Nadia vertelt dat ze steun had aan het feit dat de collega’s het echt constant met elkaar hebben gedaan. “De teamleiders, zorgmedewerkers, facilitair medewerkers, de huishoudelijk medewerkers en de mensen die zorgden voor de activiteiten zijn allemaal meer naar elkaar toe gegroeid.” Anne-Roos: “Ik had veel steun aan familie, mijn man en de tuin in de afgelopen periode.” Op de afdelingen zag ze dat familieleden heel creatief werden in toch contact onderhouden. “We zagen veel bloemetjes, een klein dingetje of een leuke actie om de mensen een hart onder de riem steken. Daarnaast ben ik heel blij met goede verhalen: een meneer die bij ons heeft gelegen woont nu in een zorgcentrum.

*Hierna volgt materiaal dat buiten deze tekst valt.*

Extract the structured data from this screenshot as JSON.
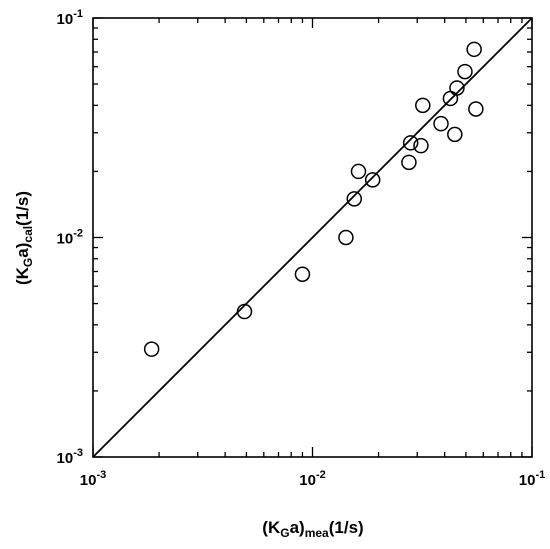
{
  "chart_data": {
    "type": "scatter",
    "x_scale": "log",
    "y_scale": "log",
    "xlim": [
      0.001,
      0.1
    ],
    "ylim": [
      0.001,
      0.1
    ],
    "grid": false,
    "legend": "none",
    "xlabel": {
      "base": "(K",
      "sub1": "G",
      "mid": "a)",
      "sub2": "mea",
      "end": "(1/s)"
    },
    "ylabel": {
      "base": "(K",
      "sub1": "G",
      "mid": "a)",
      "sub2": "cal",
      "end": "(1/s)"
    },
    "x_ticks": [
      {
        "value": 0.001,
        "base": "10",
        "exp": "-3"
      },
      {
        "value": 0.01,
        "base": "10",
        "exp": "-2"
      },
      {
        "value": 0.1,
        "base": "10",
        "exp": "-1"
      }
    ],
    "y_ticks": [
      {
        "value": 0.001,
        "base": "10",
        "exp": "-3"
      },
      {
        "value": 0.01,
        "base": "10",
        "exp": "-2"
      },
      {
        "value": 0.1,
        "base": "10",
        "exp": "-1"
      }
    ],
    "reference_line": {
      "type": "y=x"
    },
    "points": [
      {
        "x": 0.00185,
        "y": 0.0031
      },
      {
        "x": 0.0049,
        "y": 0.0046
      },
      {
        "x": 0.009,
        "y": 0.0068
      },
      {
        "x": 0.0142,
        "y": 0.01
      },
      {
        "x": 0.0155,
        "y": 0.015
      },
      {
        "x": 0.0162,
        "y": 0.02
      },
      {
        "x": 0.0188,
        "y": 0.0183
      },
      {
        "x": 0.0275,
        "y": 0.022
      },
      {
        "x": 0.028,
        "y": 0.027
      },
      {
        "x": 0.0312,
        "y": 0.0262
      },
      {
        "x": 0.0318,
        "y": 0.04
      },
      {
        "x": 0.0385,
        "y": 0.033
      },
      {
        "x": 0.0425,
        "y": 0.043
      },
      {
        "x": 0.0445,
        "y": 0.0295
      },
      {
        "x": 0.0455,
        "y": 0.048
      },
      {
        "x": 0.0495,
        "y": 0.057
      },
      {
        "x": 0.0545,
        "y": 0.072
      },
      {
        "x": 0.0555,
        "y": 0.0385
      }
    ]
  }
}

Hij is 96 en vertelde veel over de oorlog. Zijn vrouw lag tegelijkertijd in het ziekenhuis. Dat was heel spannend. We dachten dat hij afscheid van haar moest nemen. We deden echt ons best, zodat hij kon opknappen. Uiteindelijk zijn ze samen opgeknapt. Ik vind het heel mooi om te zien dat ze nu gezond zijn en samen zijn op deze leeftijd.”